Attitudes could be adjusted, if things were set up so that those in power who abused their position went to prison for thirty years. No parole.

And job numero uno is to wipe out the fuckers who are already there: Can't start a new party without kicking out all the guests who fucked up the last one.

The Abstraction of Justice's picture

I really *HATE* having to sell my silver each month to pay the rent. So yeah, roll on the end of the world. Let's have the big fight so I can get my katana out and cave a few scumbags heads.


If the world does not end on the 17th I would be really well chuffed and thankful is some rich stock broker type Zerohedger help fund this Indiegogo campaign, of which I am the CEO.

Ham-bone's picture

We have all been trained to not worry about this stuff - we know a "default" is no more possible after Oct 17 than it was before (ie, plenty of tax revenue ($200B mo) to pay the $30 billion in monthly would be a political decision, not an inability to pay)

Plus, think about most events that allow far greater power or galvanization of the populace to allow a government to take an action that would have previously been unthinkable...perhaps this is another "engineered" event coming??? (ie, strip the house of it's constitutional powers via a "temporary" ability of the Fed to print to "save" the people??? or something of that nature?...

Nixon "temporarily" closed the gold window in '71 (that's 43yrs of temporary closure)...

NOTaREALmerican's picture

Re: Nixon "temporarily" closed the gold window in '71 (that's 43yrs of temporary closure)...


beegle's picture

WTF ! talk about US default as soon as tonight and people arent buying gold ?! 

NOTaREALmerican's picture

Re:  talk about US default as soon as tonight and people arent buying gold

Most people think that should the US default, the money in their pocket won't turn from green to red, so there's no point worrying about anything.

The money stays green, the ATM's dispense green,  the restaurants take green, the gladiator games stay green, the porn stays green.

All systems green.  


Cosmicserpent's picture

Uhhh. You can't put gold on an EBT card, and the credit markets are about to lock up tighter than a fishes asshole, so no home equity loans.  Most 401k's don't allow purchase of physical, so PEOPLE do not have the ability to purchase more than a miniscule fraction of available gold.

TPTB will force gold down to herd everyone into bonds. GOLD IS GOING DOWN BABY!!!

CheapBastard's picture

Who cares anymore?
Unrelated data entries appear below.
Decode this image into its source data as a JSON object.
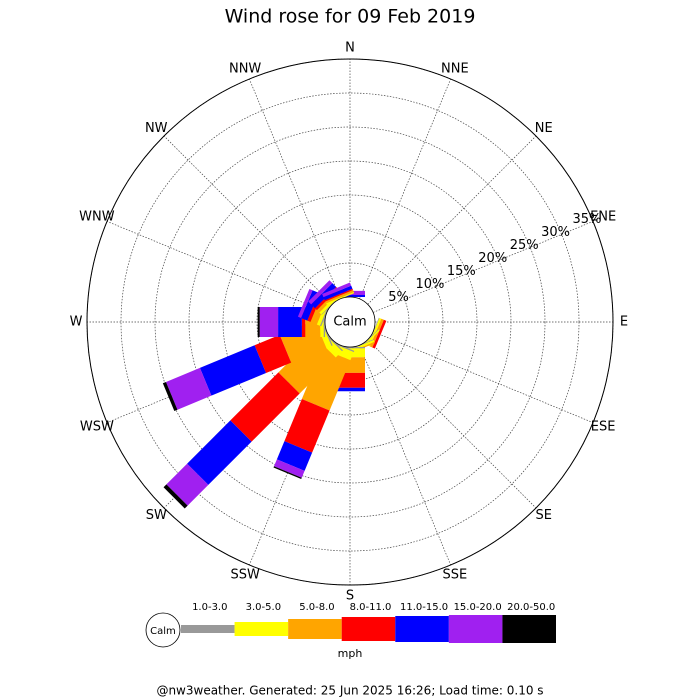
{
  "chart_data": {
    "type": "windrose",
    "title": "Wind rose for 09 Feb 2019",
    "calm_label": "Calm",
    "units": "mph",
    "footer": "@nw3weather. Generated: 25 Jun 2025 16:26; Load time: 0.10 s",
    "categories": [
      "N",
      "NNE",
      "NE",
      "ENE",
      "E",
      "ESE",
      "SE",
      "SSE",
      "S",
      "SSW",
      "SW",
      "WSW",
      "W",
      "WNW",
      "NW",
      "NNW"
    ],
    "rlim": [
      0,
      35
    ],
    "rticks": [
      {
        "value": 5,
        "label": "5%"
      },
      {
        "value": 10,
        "label": "10%"
      },
      {
        "value": 15,
        "label": "15%"
      },
      {
        "value": 20,
        "label": "20%"
      },
      {
        "value": 25,
        "label": "25%"
      },
      {
        "value": 30,
        "label": "30%"
      },
      {
        "value": 35,
        "label": "35%"
      }
    ],
    "grid": true,
    "series": [
      {
        "name": "1.0-3.0",
        "color": "#999999",
        "values": [
          0,
          0,
          0,
          0,
          0,
          0.1,
          0.1,
          0.1,
          0.2,
          0.2,
          0.2,
          0.2,
          0.2,
          0.2,
          0.1,
          0
        ]
      },
      {
        "name": "3.0-5.0",
        "color": "#ffff00",
        "values": [
          0,
          0,
          0,
          0,
          0,
          0.3,
          0.2,
          0.3,
          1.3,
          1.3,
          1.3,
          0.8,
          0.5,
          0.5,
          0.4,
          0.2
        ]
      },
      {
        "name": "5.0-8.0",
        "color": "#ffa500",
        "values": [
          0,
          0,
          0,
          0,
          0,
          0.4,
          0,
          0.2,
          2.3,
          8.0,
          7.5,
          5.6,
          2.2,
          1.0,
          0.5,
          0.3
        ]
      },
      {
        "name": "8.0-11.0",
        "color": "#ff0000",
        "values": [
          0,
          0,
          0,
          0,
          0,
          0.4,
          0,
          0,
          2.2,
          6.7,
          10.0,
          4.0,
          0.5,
          0.5,
          0.4,
          0.2
        ]
      },
      {
        "name": "11.0-15.0",
        "color": "#0000ff",
        "values": [
          0.3,
          0,
          0,
          0,
          0,
          0,
          0,
          0,
          0.5,
          2.9,
          9.0,
          8.7,
          3.5,
          1.0,
          0.8,
          0.5
        ]
      },
      {
        "name": "15.0-20.0",
        "color": "#a020f0",
        "values": [
          0.6,
          0,
          0,
          0,
          0,
          0,
          0,
          0,
          0,
          1.1,
          4.3,
          5.4,
          2.7,
          0.5,
          0.6,
          0.5
        ]
      },
      {
        "name": "20.0-50.0",
        "color": "#000000",
        "values": [
          0,
          0,
          0,
          0,
          0,
          0,
          0,
          0,
          0,
          0.2,
          0.6,
          0.5,
          0.3,
          0,
          0,
          0
        ]
      }
    ]
  }
}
It's all based on Fed/Banker pumping and Spin.

Fogey's picture

Better change your technique because you may face the shaolin!!!!!!


Fogey's picture

 they are apples and unicorns

born out of storm

you are standing there naked

noticing that life are bit hectic

get into debt to get cash

soon you will know someone owns your azzzzzzzzz

Bearwagon's picture

Please do not think about default risk or CDS, even if you have read this article, unless you won't mind everything going black for quite a time ...

yogibear's picture

LOL, default now or later. 

The US cannot pay all it's obligations anyway. 


China and middle easterners, how does it feel to be bag holders?

We buy your stuff with  IOUs calls US treasury notes. Foolls. 

MFLTucson's picture

Gold shopuld have gone through the roof if this were true?  Or are these gangsters able to manipulate the paper price with the worthless dollar indefinately?